Les hommes gèrent souvent mieux cette situation que leur partenaire. Ce qui les stresse, c’est leur impuissance face à l’état émotionnel de leur compagne. Souvent, ils ne savent pas comment réagir. Les femmes sont à fleur de peau dans cette phase et beaucoup de malentendus voient le jour. Si, par exemple, un homme essaie de la réconforter et lui dit qu’il peut s’imaginer une vie sans enfant, elle comprendra qu’il ne veut pas d’enfants. Dès que les femmes se sentent mieux sur le plan émotionnel, les hommes se sentent automatiquement mieux aussi. Mais bien sûr, tout le monde n’est pas pareil.

Comment traverser cette phase en tant que couple?

La communication est un élément crucial. Les hommes sont plus enclins à chercher des solutions, les femmes préfèrent être simplement prises dans leurs bras. Elles doivent donc communiquer clairement leurs besoins et dire ce dont elles ont besoin à ce moment-là et, inversement, demander à leur partenaire ce dont il a besoin. Et les couples devraient préserver leur désir sexuel. Si tout tourne autour de l’ovulation, faire l’amour perd de sa légèreté et la sexualité devient une frustration. Certains hommes se sentent alors dégradés en «taureau reproducteur».
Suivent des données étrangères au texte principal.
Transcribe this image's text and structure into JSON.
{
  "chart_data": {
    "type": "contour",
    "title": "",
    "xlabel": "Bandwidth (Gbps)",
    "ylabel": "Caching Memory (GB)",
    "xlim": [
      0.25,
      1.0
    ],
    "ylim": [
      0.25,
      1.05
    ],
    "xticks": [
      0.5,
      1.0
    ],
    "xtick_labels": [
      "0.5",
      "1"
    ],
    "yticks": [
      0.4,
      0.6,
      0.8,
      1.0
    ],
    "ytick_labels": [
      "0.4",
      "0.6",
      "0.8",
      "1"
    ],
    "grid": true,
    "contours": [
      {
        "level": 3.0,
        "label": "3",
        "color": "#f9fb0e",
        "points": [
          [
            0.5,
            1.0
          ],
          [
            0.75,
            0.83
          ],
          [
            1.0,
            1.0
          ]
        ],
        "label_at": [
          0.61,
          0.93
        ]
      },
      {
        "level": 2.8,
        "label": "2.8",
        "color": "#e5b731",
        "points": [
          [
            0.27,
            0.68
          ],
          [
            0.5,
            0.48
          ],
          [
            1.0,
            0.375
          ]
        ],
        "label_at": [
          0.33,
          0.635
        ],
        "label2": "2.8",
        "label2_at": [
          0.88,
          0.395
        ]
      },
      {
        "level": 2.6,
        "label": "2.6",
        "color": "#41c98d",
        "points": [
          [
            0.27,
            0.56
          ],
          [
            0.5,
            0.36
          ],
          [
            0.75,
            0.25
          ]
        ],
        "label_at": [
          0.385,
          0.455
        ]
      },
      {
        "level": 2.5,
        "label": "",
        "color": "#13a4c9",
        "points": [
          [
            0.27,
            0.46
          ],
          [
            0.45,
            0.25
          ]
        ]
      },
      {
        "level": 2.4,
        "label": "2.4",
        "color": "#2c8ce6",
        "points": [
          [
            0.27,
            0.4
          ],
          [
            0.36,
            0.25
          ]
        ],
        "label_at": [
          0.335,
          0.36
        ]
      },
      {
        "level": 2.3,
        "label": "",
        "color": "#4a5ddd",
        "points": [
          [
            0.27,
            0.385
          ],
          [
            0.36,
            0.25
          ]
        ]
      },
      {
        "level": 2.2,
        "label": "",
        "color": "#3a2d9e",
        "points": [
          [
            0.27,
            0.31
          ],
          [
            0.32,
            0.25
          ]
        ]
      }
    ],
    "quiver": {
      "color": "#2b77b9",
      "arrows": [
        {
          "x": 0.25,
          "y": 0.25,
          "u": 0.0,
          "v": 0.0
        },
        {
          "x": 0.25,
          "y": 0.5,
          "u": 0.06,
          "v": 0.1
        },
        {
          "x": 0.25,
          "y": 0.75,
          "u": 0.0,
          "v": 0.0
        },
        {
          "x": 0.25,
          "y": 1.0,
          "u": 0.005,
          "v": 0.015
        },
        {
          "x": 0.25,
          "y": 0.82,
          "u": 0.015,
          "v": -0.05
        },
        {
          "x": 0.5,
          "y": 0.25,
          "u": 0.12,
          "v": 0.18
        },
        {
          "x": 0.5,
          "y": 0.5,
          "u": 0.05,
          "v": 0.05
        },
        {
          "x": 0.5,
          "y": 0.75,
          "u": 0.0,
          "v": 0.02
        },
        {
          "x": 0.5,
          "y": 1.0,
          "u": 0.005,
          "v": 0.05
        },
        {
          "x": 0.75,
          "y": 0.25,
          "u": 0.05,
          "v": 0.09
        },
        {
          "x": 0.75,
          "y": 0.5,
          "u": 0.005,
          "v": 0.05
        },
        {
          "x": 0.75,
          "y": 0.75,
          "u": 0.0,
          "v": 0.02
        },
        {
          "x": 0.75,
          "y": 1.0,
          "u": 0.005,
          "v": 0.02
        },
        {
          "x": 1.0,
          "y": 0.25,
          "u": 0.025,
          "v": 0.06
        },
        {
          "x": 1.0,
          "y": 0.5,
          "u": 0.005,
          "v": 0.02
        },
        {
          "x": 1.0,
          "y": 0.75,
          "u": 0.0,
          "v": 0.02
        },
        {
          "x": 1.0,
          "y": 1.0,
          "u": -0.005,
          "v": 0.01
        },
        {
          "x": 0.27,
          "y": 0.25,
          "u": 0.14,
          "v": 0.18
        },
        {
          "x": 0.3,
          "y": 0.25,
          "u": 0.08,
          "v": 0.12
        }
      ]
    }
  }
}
Quel est votre conseil pour éliminer la pression?

Les couples sans enfant peuvent se sentir exclus. Ils devraient nouer des relations amicales avec des personnes qui n’ont pas non plus d’enfants et apprécier la spontanéité! Il est si important de profiter de la vie, de faire ce que l’on aime et de se faire plaisir. Plus vous êtes heureux et plus votre corps ira bien. Mon objectif est d’aider mes clients à retrouver la joie de vivre et le bonheur.